Mrs A:    No. My mother used to work in service and said ‘If I have any girls none of them are going to work in service’. She said ‘I had enough of that when I was young!’

Q:    So you didn’t try anything …?
Mrs A & Miss K [in unison] No. No.

Mrs A:    No, I worked in shops.

Q:    You didn’t think about the factory or anything?

Mrs A:    No, I worked in shops.

Mr A:    When Crittall’s opened they – they splashed the money about and of course fellows went out and got jobs.
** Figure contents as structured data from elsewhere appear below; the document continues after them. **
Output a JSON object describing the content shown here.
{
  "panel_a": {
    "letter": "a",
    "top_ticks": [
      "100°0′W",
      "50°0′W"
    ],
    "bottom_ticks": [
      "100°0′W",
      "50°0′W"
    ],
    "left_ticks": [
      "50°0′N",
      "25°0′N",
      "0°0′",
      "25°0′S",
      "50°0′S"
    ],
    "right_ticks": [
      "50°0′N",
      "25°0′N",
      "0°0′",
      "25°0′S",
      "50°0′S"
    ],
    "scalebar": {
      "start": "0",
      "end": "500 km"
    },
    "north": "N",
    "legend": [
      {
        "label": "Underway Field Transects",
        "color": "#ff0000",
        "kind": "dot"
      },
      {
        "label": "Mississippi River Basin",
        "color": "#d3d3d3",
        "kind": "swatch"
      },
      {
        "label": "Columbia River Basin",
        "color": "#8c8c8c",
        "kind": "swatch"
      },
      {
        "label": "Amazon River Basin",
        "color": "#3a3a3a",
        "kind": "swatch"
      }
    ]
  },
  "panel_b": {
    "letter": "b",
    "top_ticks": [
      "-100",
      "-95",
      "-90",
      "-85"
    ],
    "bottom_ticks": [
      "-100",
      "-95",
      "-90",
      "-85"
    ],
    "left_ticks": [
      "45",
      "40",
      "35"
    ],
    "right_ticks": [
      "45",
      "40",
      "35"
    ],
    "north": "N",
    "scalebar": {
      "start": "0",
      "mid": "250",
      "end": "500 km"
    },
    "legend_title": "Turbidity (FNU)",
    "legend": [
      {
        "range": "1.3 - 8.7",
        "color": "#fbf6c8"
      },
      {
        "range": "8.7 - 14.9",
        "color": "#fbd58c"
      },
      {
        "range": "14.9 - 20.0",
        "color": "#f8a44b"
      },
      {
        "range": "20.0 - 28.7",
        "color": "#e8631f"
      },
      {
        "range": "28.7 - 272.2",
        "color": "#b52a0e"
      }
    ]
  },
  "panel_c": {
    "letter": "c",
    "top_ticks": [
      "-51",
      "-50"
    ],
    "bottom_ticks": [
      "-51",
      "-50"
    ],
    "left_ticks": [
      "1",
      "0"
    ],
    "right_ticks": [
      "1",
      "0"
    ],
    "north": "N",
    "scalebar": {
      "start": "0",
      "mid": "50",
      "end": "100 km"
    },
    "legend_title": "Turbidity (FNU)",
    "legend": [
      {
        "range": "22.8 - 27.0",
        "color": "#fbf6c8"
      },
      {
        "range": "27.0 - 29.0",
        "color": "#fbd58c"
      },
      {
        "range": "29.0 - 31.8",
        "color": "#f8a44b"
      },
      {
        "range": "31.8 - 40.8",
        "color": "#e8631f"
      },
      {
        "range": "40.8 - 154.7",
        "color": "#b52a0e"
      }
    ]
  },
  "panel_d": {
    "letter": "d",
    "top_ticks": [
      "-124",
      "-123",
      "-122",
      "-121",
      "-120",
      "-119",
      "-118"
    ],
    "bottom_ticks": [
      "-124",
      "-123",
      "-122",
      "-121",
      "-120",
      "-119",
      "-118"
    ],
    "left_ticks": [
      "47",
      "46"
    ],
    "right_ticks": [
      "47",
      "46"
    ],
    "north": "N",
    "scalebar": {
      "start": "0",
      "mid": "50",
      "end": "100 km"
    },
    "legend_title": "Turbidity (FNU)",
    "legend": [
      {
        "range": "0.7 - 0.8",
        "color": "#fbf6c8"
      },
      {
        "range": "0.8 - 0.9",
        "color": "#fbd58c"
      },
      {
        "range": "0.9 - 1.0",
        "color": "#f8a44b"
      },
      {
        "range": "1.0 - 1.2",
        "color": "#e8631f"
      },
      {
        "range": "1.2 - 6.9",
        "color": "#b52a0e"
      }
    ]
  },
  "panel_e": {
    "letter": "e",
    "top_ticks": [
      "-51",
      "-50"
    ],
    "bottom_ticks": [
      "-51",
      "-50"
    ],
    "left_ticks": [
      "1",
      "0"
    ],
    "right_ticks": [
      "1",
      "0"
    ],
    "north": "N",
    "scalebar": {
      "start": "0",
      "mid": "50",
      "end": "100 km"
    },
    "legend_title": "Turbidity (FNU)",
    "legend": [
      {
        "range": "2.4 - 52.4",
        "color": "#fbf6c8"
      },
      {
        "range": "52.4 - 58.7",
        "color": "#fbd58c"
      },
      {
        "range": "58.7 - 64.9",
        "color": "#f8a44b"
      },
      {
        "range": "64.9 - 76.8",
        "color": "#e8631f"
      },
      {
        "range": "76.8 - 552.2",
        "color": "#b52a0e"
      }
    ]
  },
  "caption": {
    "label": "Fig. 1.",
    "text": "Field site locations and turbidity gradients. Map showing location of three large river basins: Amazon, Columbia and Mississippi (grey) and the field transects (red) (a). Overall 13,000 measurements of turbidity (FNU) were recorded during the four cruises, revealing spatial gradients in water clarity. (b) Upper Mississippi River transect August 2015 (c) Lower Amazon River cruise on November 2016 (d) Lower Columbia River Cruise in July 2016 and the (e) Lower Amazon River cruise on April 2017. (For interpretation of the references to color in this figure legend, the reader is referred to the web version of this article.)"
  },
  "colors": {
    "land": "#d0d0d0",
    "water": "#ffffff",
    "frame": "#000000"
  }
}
Q:    What did the farmers make of that?

Mr A:    They didn’t like that! [Mrs A laughs]. I mean, a lot of these chaps had worked on the farms all their life, they didn’t know nothing different.

Q:    No, right.

Mr A:    And they have a job to train them now, on the farm.

Q:    So you don’t think it was very popular – what did people think when Crittall’s came here. What did you think of it?

Mr A:    Well, I don’t think they were very popular with the farmers, of course not.

Mrs A:    They took a lot of people on though, didn’t they?

Mr A:    Well, they’d take anybody on they got. If anybody offered them terms they took them on. They didn’t care what they knew or what they didn’t know.

Mrs A:    You had to belong to a Union.

Q:    Oh, did you?

Mrs A:    You couldn’t work there if you didn’t.

Miss K:    They wouldn’t take you on if you didn’t belong to the Union.

Mr A:    No. You know really, that started to finish, of spoiling the whole of lovely old countryside.

Q:     Yes. Did you notice a lot of difference in the shop, when Crittall’s came, did you have more people?

Mrs A:    Yes, more trade, we had, you see. Yes, more trade.

Q:    You reckon it made a difference?

Mrs A:    Yes. We used to be packed out the first Monday of ‘points’. I don’t know if you remember them, point books. And the first Monday, you see, they thought we’d got a lot of stuff in the shops. Tinned stuff and all that. And we used to be packed to the doors there, Mondays.